技術分野

構造・流体解析

技術レポート

FEM解析による強度評価の勘所(2)

-強度評価の方法に見合うFEM要素分割の粗密-

 この要素分割数でよいでしょうか?
 と若手の解析者に聞かれることがあります。
 まず言うのは、この解析結果を用いてどのように強度評価をするのか決めていますか!
 それは、強度評価の方法に見合うように要素分割の粗密を変える必要があるからです。
 すなわち、ピーク応力を用いた強度評価では、R部などの応力集中が求まる細かな要素分割を、平均的な応力を用いる強度評価では平均的な応力が求まる比較的粗い要素分割にする必要があります。
 強度評価に用いる応力の種類と要素分割の粗密の関係を説明します。

(1)ピーク応力で強度評価する場合

 母材の疲労強度の評価によく用いられる方法です。

(2)平均的な応力で強度評価する場合

 溶接部の疲労強度評価法の一つとして突合せ溶接、隅肉溶接などの溶接継ぎ手形式毎に強度等級を設け、その継ぎ手に作用する平均的な応力を用いて強度評価する方法があります。

(3)ホットスポット応力を用いて強度評価する場合

 溶接部の強度評価のために、溶接止端部の溶接形状による応力集中を除いたピーク応力を求めて強度評価を行う方法です。

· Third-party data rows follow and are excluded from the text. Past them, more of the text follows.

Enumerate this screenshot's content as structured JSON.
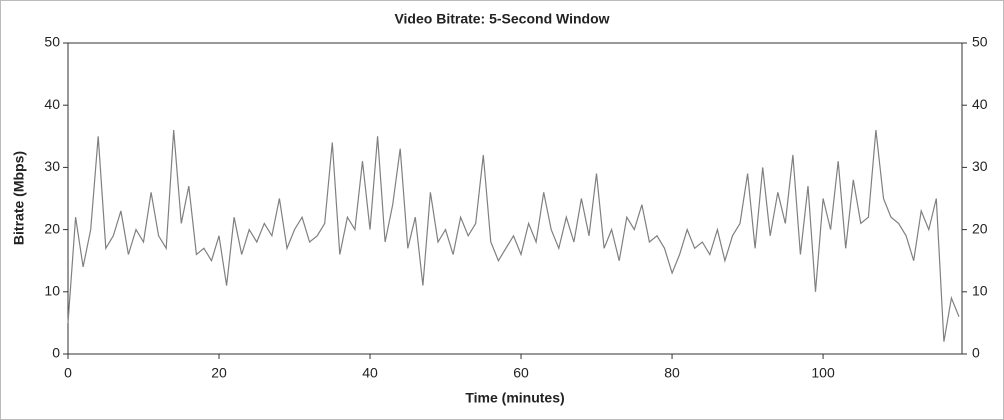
{
  "chart_data": {
    "type": "line",
    "title": "Video Bitrate: 5-Second Window",
    "x_label": "Time (minutes)",
    "y_label": "Bitrate (Mbps)",
    "x": [
      0,
      1,
      2,
      3,
      4,
      5,
      6,
      7,
      8,
      9,
      10,
      11,
      12,
      13,
      14,
      15,
      16,
      17,
      18,
      19,
      20,
      21,
      22,
      23,
      24,
      25,
      26,
      27,
      28,
      29,
      30,
      31,
      32,
      33,
      34,
      35,
      36,
      37,
      38,
      39,
      40,
      41,
      42,
      43,
      44,
      45,
      46,
      47,
      48,
      49,
      50,
      51,
      52,
      53,
      54,
      55,
      56,
      57,
      58,
      59,
      60,
      61,
      62,
      63,
      64,
      65,
      66,
      67,
      68,
      69,
      70,
      71,
      72,
      73,
      74,
      75,
      76,
      77,
      78,
      79,
      80,
      81,
      82,
      83,
      84,
      85,
      86,
      87,
      88,
      89,
      90,
      91,
      92,
      93,
      94,
      95,
      96,
      97,
      98,
      99,
      100,
      101,
      102,
      103,
      104,
      105,
      106,
      107,
      108,
      109,
      110,
      111,
      112,
      113,
      114,
      115,
      116,
      117,
      118
    ],
    "series": [
      {
        "name": "Video Bitrate",
        "color": "#808080",
        "values": [
          5,
          22,
          14,
          20,
          35,
          17,
          19,
          23,
          16,
          20,
          18,
          26,
          19,
          17,
          36,
          21,
          27,
          16,
          17,
          15,
          19,
          11,
          22,
          16,
          20,
          18,
          21,
          19,
          25,
          17,
          20,
          22,
          18,
          19,
          21,
          34,
          16,
          22,
          20,
          31,
          20,
          35,
          18,
          24,
          33,
          17,
          22,
          11,
          26,
          18,
          20,
          16,
          22,
          19,
          21,
          32,
          18,
          15,
          17,
          19,
          16,
          21,
          18,
          26,
          20,
          17,
          22,
          18,
          25,
          19,
          29,
          17,
          20,
          15,
          22,
          20,
          24,
          18,
          19,
          17,
          13,
          16,
          20,
          17,
          18,
          16,
          20,
          15,
          19,
          21,
          29,
          17,
          30,
          19,
          26,
          21,
          32,
          16,
          27,
          10,
          25,
          20,
          31,
          17,
          28,
          21,
          22,
          36,
          25,
          22,
          21,
          19,
          15,
          23,
          20,
          25,
          2,
          9,
          6
        ]
      }
    ],
    "xlim": [
      0,
      118.4
    ],
    "xticks": [
      0,
      20,
      40,
      60,
      80,
      100
    ],
    "ylim": [
      0,
      50
    ],
    "yticks": [
      0,
      10,
      20,
      30,
      40,
      50
    ],
    "y2lim": [
      0,
      50
    ],
    "y2ticks": [
      0,
      10,
      20,
      30,
      40,
      50
    ]
  }
}
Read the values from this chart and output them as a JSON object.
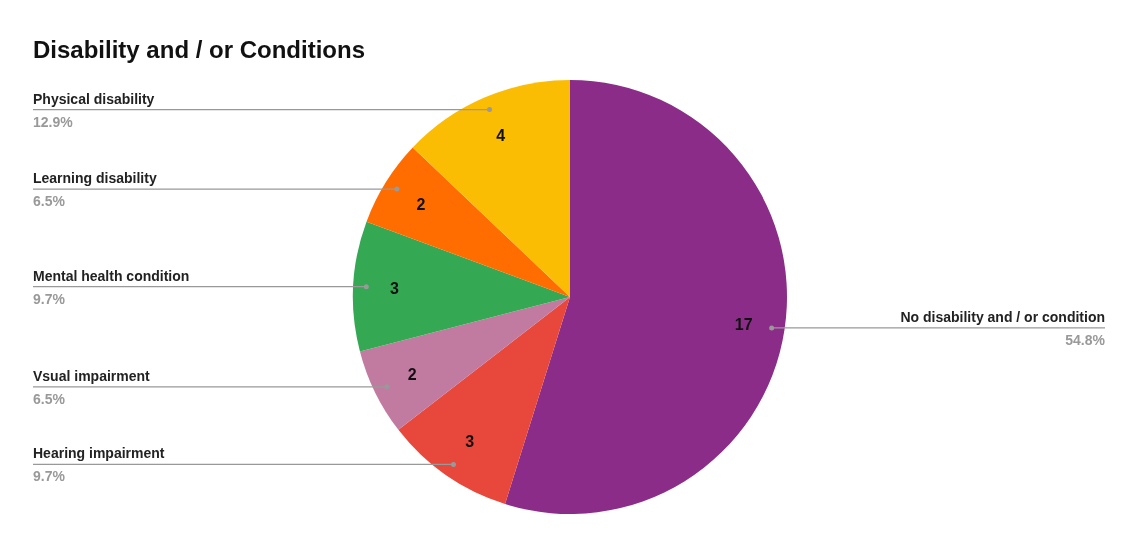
{
  "chart_data": {
    "type": "pie",
    "title": "Disability and / or Conditions",
    "categories": [
      "No disability and / or condition",
      "Hearing impairment",
      "Vsual impairment",
      "Mental health condition",
      "Learning disability",
      "Physical disability"
    ],
    "values": [
      17,
      3,
      2,
      3,
      2,
      4
    ],
    "colors": [
      "#8b2d88",
      "#e8473b",
      "#c27ba0",
      "#34a853",
      "#ff6d01",
      "#fbbc04"
    ],
    "annotations": [
      "54.8%",
      "9.7%",
      "6.5%",
      "9.7%",
      "6.5%",
      "12.9%"
    ],
    "data_labels": true
  }
}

(4)K値などの破壊力学パラメータを用いて強度評価を行う場合

 亀裂進展や不安定破壊の評価のためにK値(応力拡大係数)やJ積分などの破壊力学パラメータを求めて強度評価する方法です。

(5)規格に沿って強度評価する場合

 圧力容器の規格、クレーン規格など、製品ごとに強度設計基準が定められている場合があります。この規格を用いて強度評価する方法です。

(6)実績に基づいて強度評価を行う場合

 実績に基づいて強度評価を行う場合があります。この場合、実績のある製品の応力と強度評価をしたい製品の応力を比較して、実績以内の応力であるかどうかを判定します。この強度評価法では比較する製品の応力計算の精度を同一とする必要があります。

 上記に述べましたように、FEMの要素分割の良し悪しは、強度評価の方法と密接に関係します。すなわち、強度評価の方針を立てた上で、要素分割の粗密を考える必要があります。